Critics of Trump's deadly foreign policy have argued that the estimated $1 billion-per-day cost of his war on Iran could provide food and healthcare assistance to tens of millions of Americans, and have urged voters to call their members of Congress and pressure them to reject any further funding for the US-Israeli attack.
As Breaking Defense highlighted Friday:
It was not immediately clear whether the meeting... resulted in any new agreements to boost production beyond those previously announced by the Pentagon since the beginning of the year.
Those agreements include a multiyear deal to triple PAC-3 production and quadruple THAAD interceptor production with Lockheed. It also included separate multiyear deals with RTX to boost production for the Tomahawk, AMRAAM air-to-air missile, Standard Missile-3 IIA and IB, and Standard Missile-6, with production for certain of those munitions set to double or quadruple, RTX said at the time.
Those deals, announced as "framework agreements," have yet to translate into definitized contracts.
Some companies confirmed their participation in the Friday meeting but offered limited details beyond that.
Northrop Grumman said in a statement that "we support the president's focus on speed and investment to deliver military capabilities. With our industry-leading levels of investment and decades of proven performance, we continue to grow production capacity and deliver mission-ready technologies for the nation's warfighters."
Using Trump's preferred name for the Pentagon, an RTX spokesperson said the company "is proud to support the administration's goals of defending the US and its allies at this critical moment and committed to accelerating the production of five key munitions in accordance with the historic frameworks reached with the War Department last month."
Defense Secretary Pete Hegseth also joined the meeting, according to White House press secretary Karoline Leavitt. After Hegseth shared Trump's Truth Social post on the platform X, Lockheed Martin replied, saying that it began working with the Pentagon chief and Feinberg "months ago," and the company has "agreed to quadruple critical munitions production."
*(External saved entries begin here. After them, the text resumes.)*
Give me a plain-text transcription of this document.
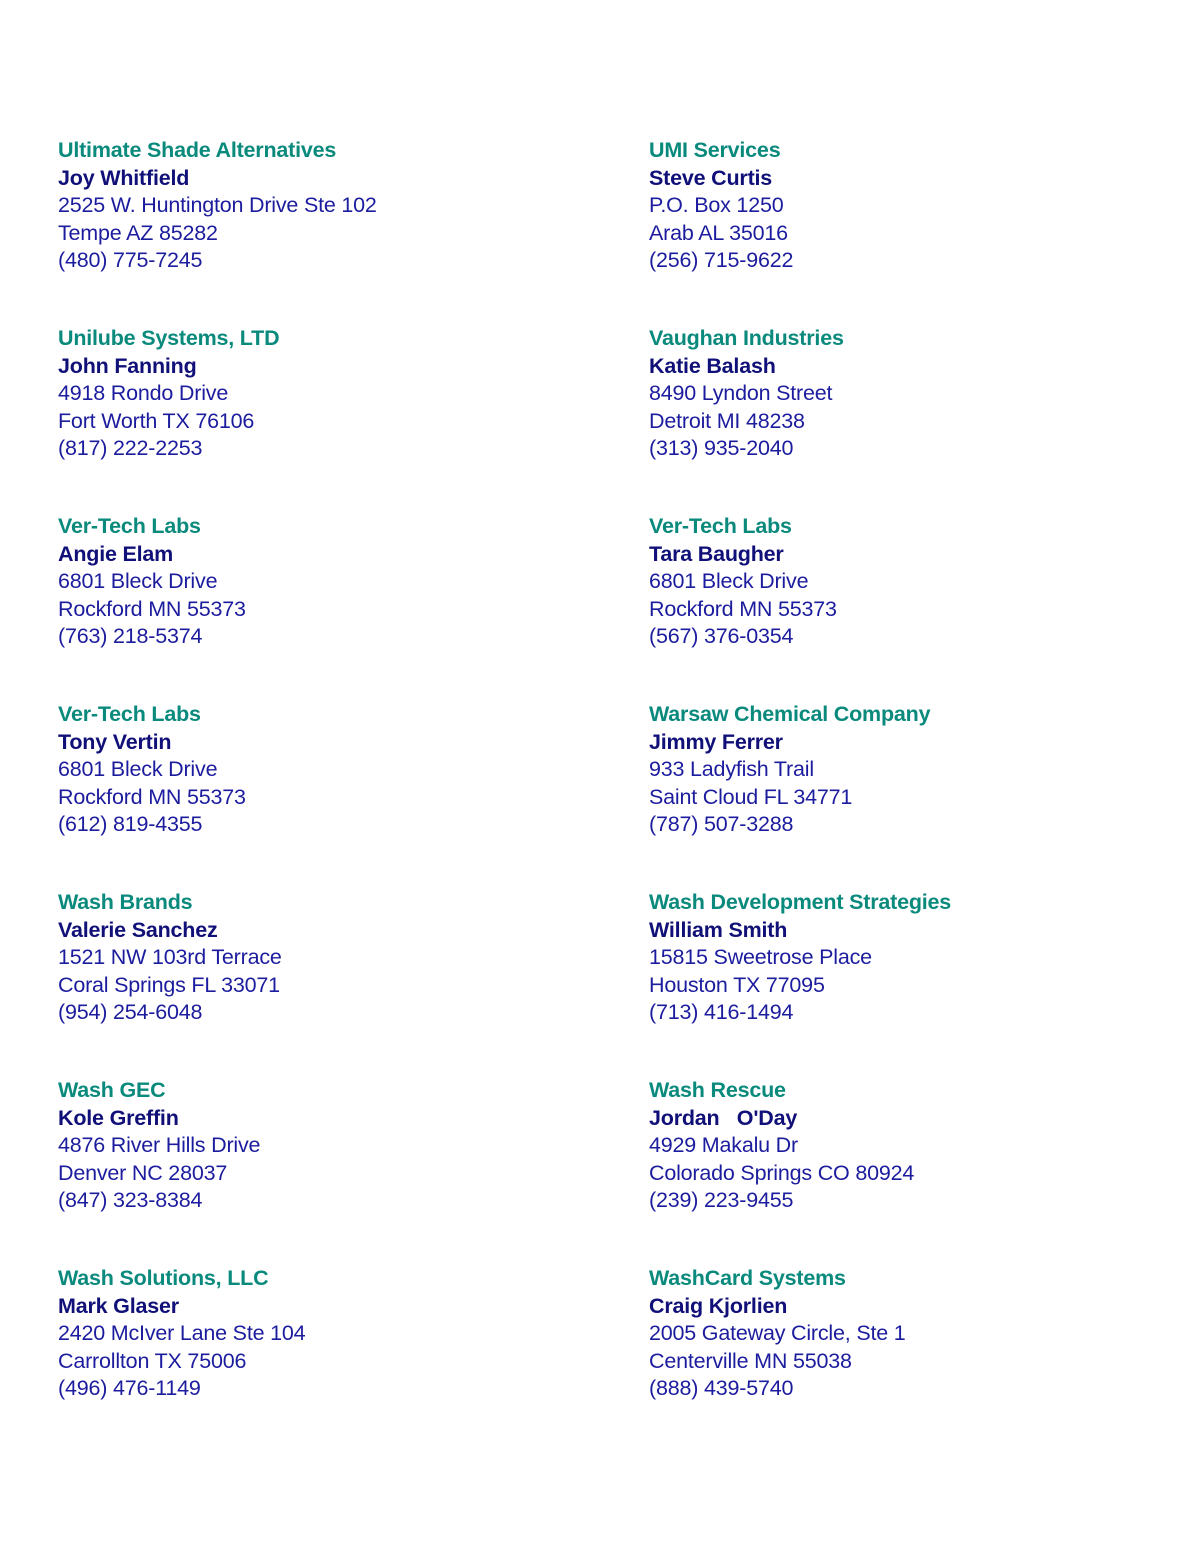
Ultimate Shade Alternatives
Joy Whitfield
2525 W. Huntington Drive Ste 102
Tempe AZ 85282
(480) 775-7245
UMI Services
Steve Curtis
P.O. Box 1250
Arab AL 35016
(256) 715-9622
Unilube Systems, LTD
John Fanning
4918 Rondo Drive
Fort Worth TX 76106
(817) 222-2253
Vaughan Industries
Katie Balash
8490 Lyndon Street
Detroit MI 48238
(313) 935-2040
Ver-Tech Labs
Angie Elam
6801 Bleck Drive
Rockford MN 55373
(763) 218-5374
Ver-Tech Labs
Tara Baugher
6801 Bleck Drive
Rockford MN 55373
(567) 376-0354
Ver-Tech Labs
Tony Vertin
6801 Bleck Drive
Rockford MN 55373
(612) 819-4355
Warsaw Chemical Company
Jimmy Ferrer
933 Ladyfish Trail
Saint Cloud FL 34771
(787) 507-3288
Wash Brands
Valerie Sanchez
1521 NW 103rd Terrace
Coral Springs FL 33071
(954) 254-6048
Wash Development Strategies
William Smith
15815 Sweetrose Place
Houston TX 77095
(713) 416-1494
Wash GEC
Kole Greffin
4876 River Hills Drive
Denver NC 28037
(847) 323-8384
Wash Rescue
Jordan   O'Day
4929 Makalu Dr
Colorado Springs CO 80924
(239) 223-9455
Wash Solutions, LLC
Mark Glaser
2420 McIver Lane Ste 104
Carrollton TX 75006
(496) 476-1149
WashCard Systems
Craig Kjorlien
2005 Gateway Circle, Ste 1
Centerville MN 55038
(888) 439-5740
The company's post quickly drew criticism. Drop Site News' Ryan Grim quipped: "Lockheed selflessly and patriotically agrees to quadruple its production. What would we do without our military-industrial complex?"
In comments about the meeting this week, Trump and Leavitt have insisted that the Unites States is already equipped with what it needs for "Operation Epic Fury" in Iran, which has already killed 1,332 people, including key political leaders, according to the Iranian government.
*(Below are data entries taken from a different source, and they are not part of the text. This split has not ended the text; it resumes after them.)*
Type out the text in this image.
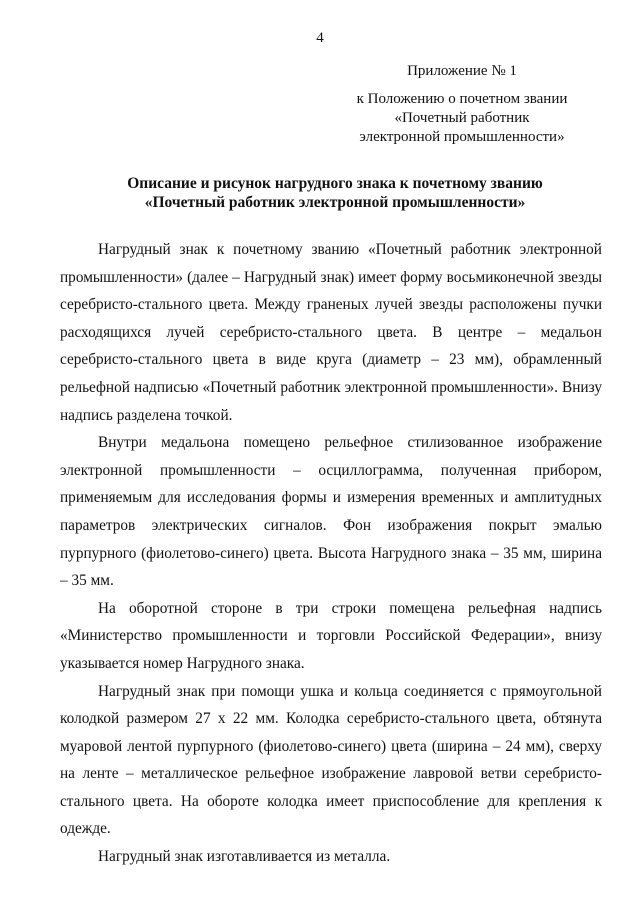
4
Приложение № 1
к Положению о почетном звании
«Почетный работник
электронной промышленности»
Описание и рисунок нагрудного знака к почетному званию
«Почетный работник электронной промышленности»

Нагрудный знак к почетному званию «Почетный работник электронной промышленности» (далее – Нагрудный знак) имеет форму восьмиконечной звезды серебристо-стального цвета. Между граненых лучей звезды расположены пучки расходящихся лучей серебристо-стального цвета. В центре – медальон серебристо-стального цвета в виде круга (диаметр – 23 мм), обрамленный рельефной надписью «Почетный работник электронной промышленности». Внизу надпись разделена точкой.

Внутри медальона помещено рельефное стилизованное изображение электронной промышленности – осциллограмма, полученная прибором, применяемым для исследования формы и измерения временных и амплитудных параметров электрических сигналов. Фон изображения покрыт эмалью пурпурного (фиолетово-синего) цвета. Высота Нагрудного знака – 35 мм, ширина – 35 мм.

На оборотной стороне в три строки помещена рельефная надпись «Министерство промышленности и торговли Российской Федерации», внизу указывается номер Нагрудного знака.

Нагрудный знак при помощи ушка и кольца соединяется с прямоугольной колодкой размером 27 х 22 мм. Колодка серебристо-стального цвета, обтянута муаровой лентой пурпурного (фиолетово-синего) цвета (ширина – 24 мм), сверху на ленте – металлическое рельефное изображение лавровой ветви серебристо-стального цвета. На обороте колодка имеет приспособление для крепления к одежде.

Нагрудный знак изготавливается из металла.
The president said in his Truth Social post that "we have a virtually unlimited supply of Medium and Upper Medium Grade Munitions, which we are using, as an example, in Iran, and recently used in Venezuela."
Trump sent troops into Venezuela in early January to abduct President Nicolás Maduro and his wife, who have pleaded not guilty to narco-terrorism charges in US court. The South American nation's government is now led by Maduro's former deputy, Delcy Rodríguez, who has agreed to let the Trump administration control the country's nationalized oil industry.
The White House has ramped up a decadeslong economic embargo against Cuba in recent months by cutting off its supply of Venezuelan oil. This week, while waging a war on Iran widely condemned as illegal and blatantly motivated by regime change, Trump has told multiple journalists that the island nation is also going to "fall."